Protest nach Schließung der Blauen Moschee: „Uns wurde dieser Ort einfach genommen“

Protest nach Schließung der Blauen Moschee: „Uns wurde dieser Ort einfach genommen“

Die Blaue Moschee an der Außenalster ist dicht. Seit der Razzia am Mittwochmorgen und dem Verbot des IZH ist sie geschlossen. Zum Freitagsgebet fanden sich etwa 150 Menschen vor der Moschee ein. Ein Ausdruck des Protests. Aber auch ein Zeichen der Verzweiflung. Denn es ist die einzige schiitische Moschee in Hamburg. Was bedeutet dieser Verlust für die schiitische Minderheit?

Bahn für Bahn verschwindet der nasse Asphalt vor der Blauen Moschee unter Malervlies und Planen. Die ersten Männer legen gegen 13.30 Uhr ihre mitgebrachten Gebetsteppiche vor der Moschee aus. Am Straßenrand stapeln sich Schuhe von Männern, Frauen und Kindern. Sie versammeln sich zum Freitagsgebet – normalerweise in der Moschee. Heute nehmen sie davor Platz. Ein letzter Jogger schafft es noch noch über die Straße. In Schlangenlinien vorbei an den Menschen, die sich zum Gebet bereit machen. Dann riegelt die Polizei den Abschnitt mit Absperrband ab.
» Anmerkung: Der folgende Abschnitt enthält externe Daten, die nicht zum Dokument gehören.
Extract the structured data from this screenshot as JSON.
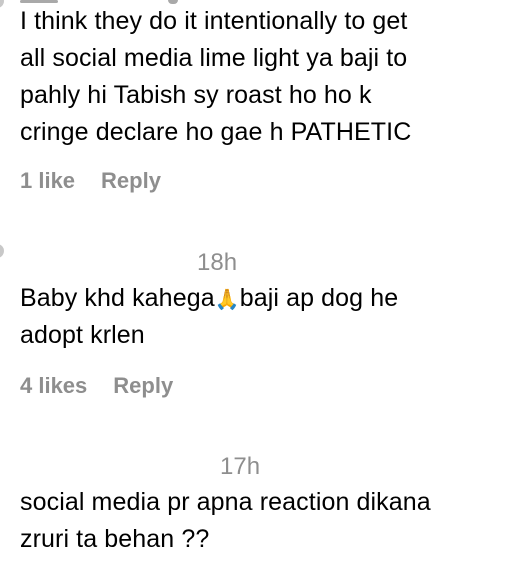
{
  "comments": [
    {
      "text": "I think they do it intentionally to get\nall social media lime light ya baji to\npahly hi Tabish sy roast ho ho k\ncringe declare ho gae h PATHETIC",
      "likes": "1 like",
      "reply": "Reply"
    },
    {
      "timestamp": "18h",
      "text_before_emoji": "Baby khd kahega",
      "emoji": "🙏",
      "text_after_emoji": "baji ap dog he\nadopt krlen",
      "likes": "4 likes",
      "reply": "Reply"
    },
    {
      "timestamp": "17h",
      "text": "social media pr apna reaction dikana\nzruri ta behan ??"
    }
  ],
  "colors": {
    "text": "#000000",
    "meta": "#8e8e8e",
    "background": "#ffffff"
  },
  "icons": {
    "top_fragment": "username-line-fragment",
    "avatar": "avatar-partial"
  }
}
Immer mehr Menschen versammeln sich vor dem Gebäude

Auf der anderen Straßenseite der Schönen Aussicht steht eine junge Frau mit dunklem Kopftuch. Vorsichtig beobachtet sie, wie sich nach und nach immer mehr Menschen vor dem Gebäude versammeln. Viele kennen sich seit Jahren. „Seit ich zwei Jahre alt bin, komme ich jede Woche. Ich bin hier aufgewachsen“, erklärt sie ruhig und doch bestimmt. „Uns wurde dieser Ort einfach weggenommen“, meint sie noch.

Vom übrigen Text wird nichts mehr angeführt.